The definition of disease within the meaning of CPR s.45
This issue central to this claim is whether a Non-Freezing Cold Injury (NFCI) could be classified as a disease for the purposes of satisfying CPR s.45. The Claimant, a soldier, sustained NFCI whilst undertaking cold weather training in Norway, despite having alerted the army doctor to his symptoms prior to departure.
The Defendant admitted liability and costs were subsequently agreed at £68,000.00 with the success fee to be determined. The Defendant sought to assert that a 25% success fee was applicable to employer liability claims in line with CPR 45.21 (ii). However, the Claimant contended that an NFCI was a disease therefore attracting a 62.5% success fee pursuant to CPR 45.24 2a (ii).
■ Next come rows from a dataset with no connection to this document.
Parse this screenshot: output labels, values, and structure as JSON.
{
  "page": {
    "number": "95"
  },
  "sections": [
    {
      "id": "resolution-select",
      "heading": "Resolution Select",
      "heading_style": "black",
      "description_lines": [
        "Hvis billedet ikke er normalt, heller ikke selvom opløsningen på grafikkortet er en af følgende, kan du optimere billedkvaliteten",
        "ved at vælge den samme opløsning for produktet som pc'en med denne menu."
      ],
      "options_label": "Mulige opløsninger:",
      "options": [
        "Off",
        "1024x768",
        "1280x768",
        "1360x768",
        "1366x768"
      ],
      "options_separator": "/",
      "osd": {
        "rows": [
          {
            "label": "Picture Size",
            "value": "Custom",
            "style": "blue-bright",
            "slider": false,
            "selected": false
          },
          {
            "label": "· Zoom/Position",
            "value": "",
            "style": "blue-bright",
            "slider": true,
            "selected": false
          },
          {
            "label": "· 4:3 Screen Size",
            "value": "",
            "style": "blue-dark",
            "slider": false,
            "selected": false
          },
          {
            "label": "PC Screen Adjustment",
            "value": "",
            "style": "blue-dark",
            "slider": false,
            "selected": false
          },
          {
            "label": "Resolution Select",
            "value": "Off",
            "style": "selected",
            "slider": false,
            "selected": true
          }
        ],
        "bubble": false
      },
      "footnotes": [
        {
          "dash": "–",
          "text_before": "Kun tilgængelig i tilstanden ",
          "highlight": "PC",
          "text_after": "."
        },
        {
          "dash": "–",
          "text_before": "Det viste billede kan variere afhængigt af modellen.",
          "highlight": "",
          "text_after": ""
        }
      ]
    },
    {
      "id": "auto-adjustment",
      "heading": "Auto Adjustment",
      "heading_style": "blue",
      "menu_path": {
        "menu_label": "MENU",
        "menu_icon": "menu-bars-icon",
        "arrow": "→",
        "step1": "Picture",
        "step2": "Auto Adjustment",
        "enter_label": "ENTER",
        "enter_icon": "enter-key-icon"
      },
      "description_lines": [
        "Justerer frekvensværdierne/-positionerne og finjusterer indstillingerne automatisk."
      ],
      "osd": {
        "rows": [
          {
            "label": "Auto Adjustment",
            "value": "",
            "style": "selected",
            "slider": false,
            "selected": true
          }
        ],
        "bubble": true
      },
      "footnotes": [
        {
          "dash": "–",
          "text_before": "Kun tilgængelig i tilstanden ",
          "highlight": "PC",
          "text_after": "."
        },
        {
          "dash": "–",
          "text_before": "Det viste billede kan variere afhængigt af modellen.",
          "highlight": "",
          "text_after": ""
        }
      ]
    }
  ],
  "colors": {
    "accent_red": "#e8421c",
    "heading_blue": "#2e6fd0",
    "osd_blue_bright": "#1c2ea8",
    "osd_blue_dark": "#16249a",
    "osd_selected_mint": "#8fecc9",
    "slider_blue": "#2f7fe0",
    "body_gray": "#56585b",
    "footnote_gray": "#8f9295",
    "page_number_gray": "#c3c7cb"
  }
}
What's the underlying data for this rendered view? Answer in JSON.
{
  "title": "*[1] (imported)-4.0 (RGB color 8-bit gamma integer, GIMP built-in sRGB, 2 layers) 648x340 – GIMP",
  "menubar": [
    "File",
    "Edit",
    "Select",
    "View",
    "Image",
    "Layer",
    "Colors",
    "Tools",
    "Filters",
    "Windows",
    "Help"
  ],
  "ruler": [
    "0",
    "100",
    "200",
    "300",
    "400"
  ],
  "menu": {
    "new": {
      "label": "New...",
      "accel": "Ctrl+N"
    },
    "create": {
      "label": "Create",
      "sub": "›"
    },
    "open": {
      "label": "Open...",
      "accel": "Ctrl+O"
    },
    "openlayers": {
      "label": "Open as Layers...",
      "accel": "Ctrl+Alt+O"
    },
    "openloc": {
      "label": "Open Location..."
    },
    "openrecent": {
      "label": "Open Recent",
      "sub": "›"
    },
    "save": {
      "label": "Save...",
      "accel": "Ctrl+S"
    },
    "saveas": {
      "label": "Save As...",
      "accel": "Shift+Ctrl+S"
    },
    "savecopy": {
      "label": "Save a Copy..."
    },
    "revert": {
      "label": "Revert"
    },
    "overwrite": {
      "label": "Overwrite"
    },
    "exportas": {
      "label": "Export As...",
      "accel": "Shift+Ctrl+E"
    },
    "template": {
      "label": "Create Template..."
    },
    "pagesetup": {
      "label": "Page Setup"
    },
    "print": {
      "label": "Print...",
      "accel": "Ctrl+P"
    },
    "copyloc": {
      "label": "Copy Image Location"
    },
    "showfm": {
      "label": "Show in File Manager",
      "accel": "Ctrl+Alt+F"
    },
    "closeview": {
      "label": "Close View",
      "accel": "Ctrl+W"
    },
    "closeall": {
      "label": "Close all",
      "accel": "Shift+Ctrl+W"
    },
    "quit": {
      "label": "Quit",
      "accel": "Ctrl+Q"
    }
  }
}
It was the Claimant’s position that an NFCI was a disease as it did not result from a physical trauma but from a prolonged exposure to cold and triggered a long process of tissue damage. The Claimant also sought to use an extended meaning of the word “disease” within the CPR. It was agreed upon by the parties that the definitions of Type A and Type B claims in CPR 45.23 3(c) included claims which would not ordinarily be regarded as disease claims but must be regarded as such for the purposes of CPR 45. Thus, the Claimant expanded upon this and referenced NIHL claims which attract a similar success fee yet are not typically diseases. It was surmises that the term ‘’disease’’ within CPR 45 was therefore used to include conditions which would not normally be regarded as diseases.
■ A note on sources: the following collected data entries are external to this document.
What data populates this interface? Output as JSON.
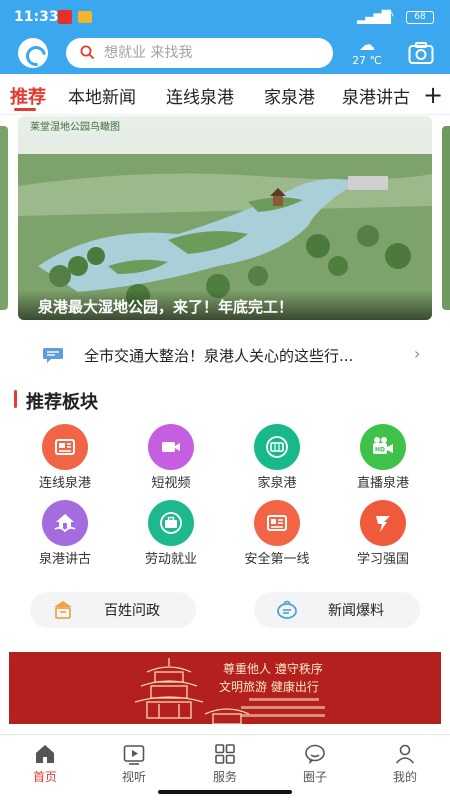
{
  "status": {
    "time": "11:33",
    "battery": "68"
  },
  "search": {
    "placeholder": "想就业 来找我"
  },
  "weather": {
    "temp": "27 ℃"
  },
  "tabs": [
    {
      "label": "推荐"
    },
    {
      "label": "本地新闻"
    },
    {
      "label": "连线泉港"
    },
    {
      "label": "家泉港"
    },
    {
      "label": "泉港讲古"
    }
  ],
  "banner": {
    "caption_top": "莱堂湿地公园鸟瞰图",
    "title": "泉港最大湿地公园，来了！年底完工！"
  },
  "ticker": {
    "text": "全市交通大整治！泉港人关心的这些行..."
  },
  "section": {
    "title": "推荐板块"
  },
  "grid": [
    {
      "label": "连线泉港",
      "icon": "newspaper-icon",
      "color": "#f26446"
    },
    {
      "label": "短视频",
      "icon": "video-camera-icon",
      "color": "#c55ee0"
    },
    {
      "label": "家泉港",
      "icon": "tv-grid-icon",
      "color": "#19b88a"
    },
    {
      "label": "直播泉港",
      "icon": "hd-camera-icon",
      "color": "#3fc24a"
    },
    {
      "label": "泉港讲古",
      "icon": "house-hands-icon",
      "color": "#a56cdf"
    },
    {
      "label": "劳动就业",
      "icon": "briefcase-icon",
      "color": "#1fb88e"
    },
    {
      "label": "安全第一线",
      "icon": "news-board-icon",
      "color": "#f26446"
    },
    {
      "label": "学习强国",
      "icon": "xuexi-icon",
      "color": "#f05a3c"
    }
  ],
  "pills": [
    {
      "label": "百姓问政",
      "icon": "people-ask-icon"
    },
    {
      "label": "新闻爆料",
      "icon": "news-tip-icon"
    }
  ],
  "ad": {
    "line1": "尊重他人 遵守秩序",
    "line2": "文明旅游 健康出行"
  },
  "nav": [
    {
      "label": "首页",
      "icon": "home-icon"
    },
    {
      "label": "视听",
      "icon": "play-icon"
    },
    {
      "label": "服务",
      "icon": "grid-icon"
    },
    {
      "label": "圈子",
      "icon": "chat-bubble-icon"
    },
    {
      "label": "我的",
      "icon": "person-icon"
    }
  ],
  "colors": {
    "brand": "#3aa7ee",
    "accent": "#e23c30",
    "ad_bg": "#b3201d"
  }
}
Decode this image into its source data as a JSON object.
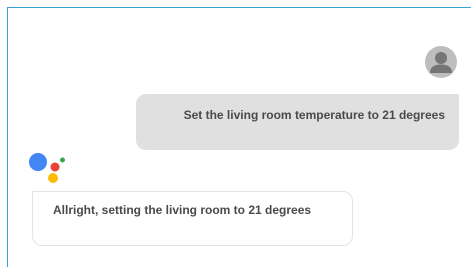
{
  "conversation": {
    "user_message": "Set the living room temperature to 21 degrees",
    "assistant_message": "Allright, setting the living room to 21 degrees"
  },
  "icons": {
    "user_avatar": "user-avatar-icon",
    "assistant_logo": "google-assistant-icon"
  },
  "colors": {
    "frame_border": "#3aa0d8",
    "user_bubble": "#e0e0e0",
    "avatar_bg": "#bdbdbd",
    "assistant_blue": "#4285f4",
    "assistant_red": "#ea4335",
    "assistant_yellow": "#fbbc05",
    "assistant_green": "#34a853"
  }
}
In contrast, the Defendant contended that the terms “injury” and “disease” were relevant to the definition of an NFCI. They relied upon the name itself, Non-Freezing Cold Injury and not Disease. The Defendant also sought to rely upon the CPR definition of disease in that it must be “contracted” (CPR 45.23 (b)).
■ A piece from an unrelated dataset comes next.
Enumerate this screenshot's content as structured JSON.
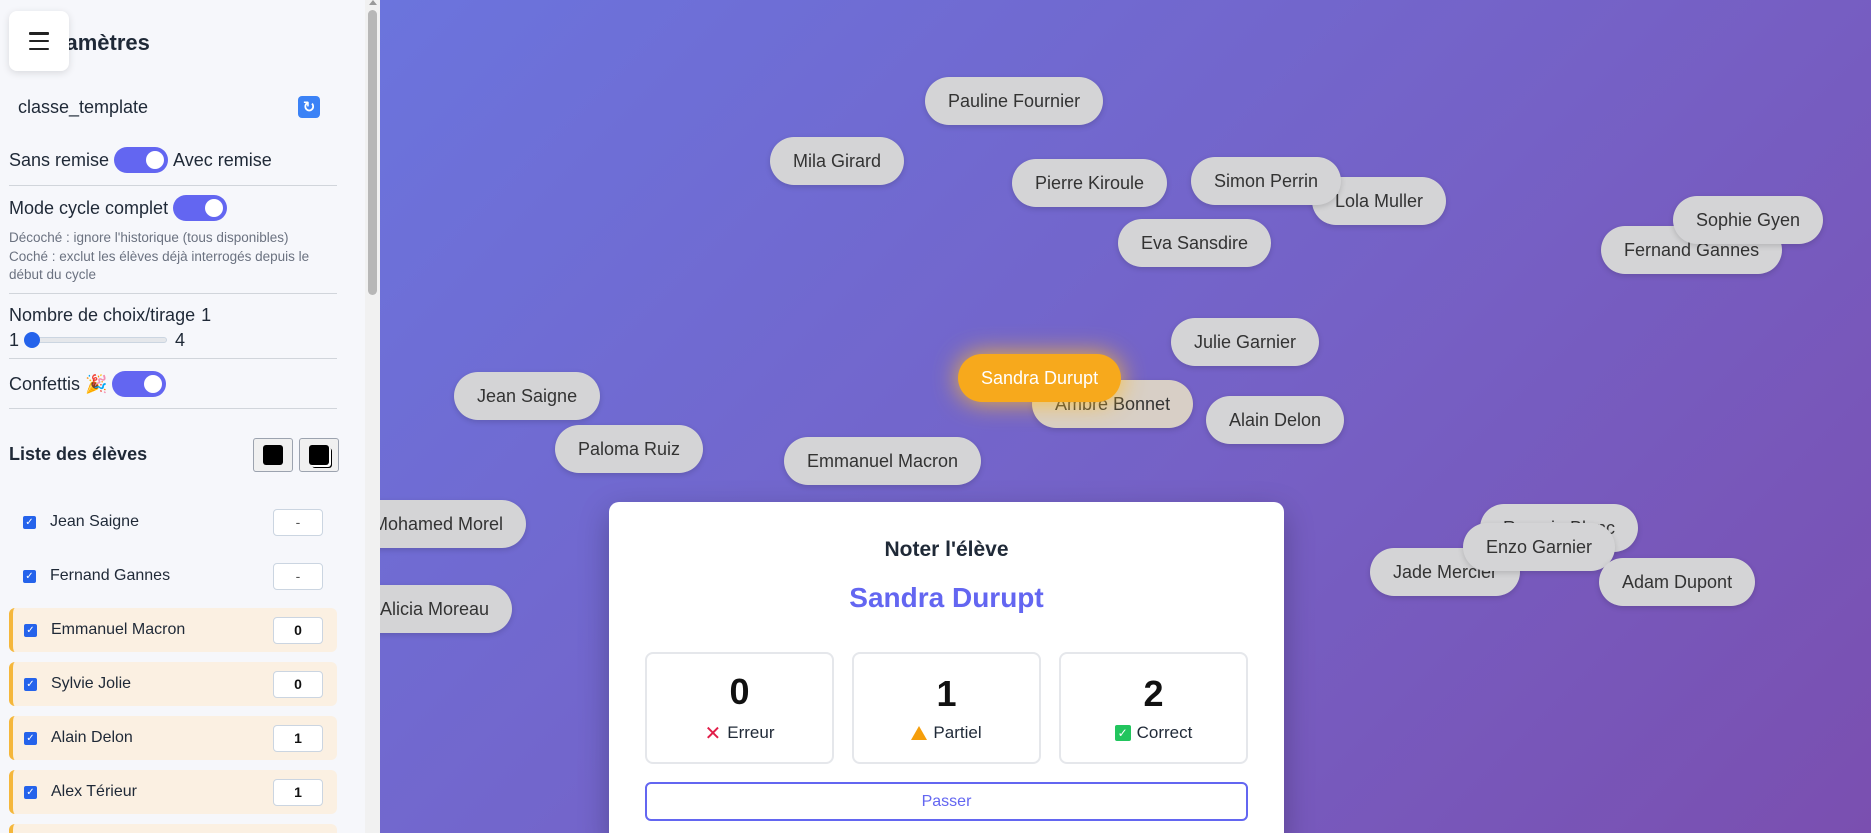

In coming to his conclusion the Judge considered the use of the word “disease” within the ambit of the CPR and it was noted that in some cases the CPR was lacking in its definition. However, where this situation arose the Judge concluded that the definition of “disease” should attract its natural and ordinary meaning. Thus, for the purposes of 45.24 2a (ii) a NFCI would not satisfy the disease test.
The chances of those seeking to apply the higher success fee appear to have narrowed subsequent to this judgment however, it is noted by the Judge that the CPR is in itself, ambiguous as to the definition of disease.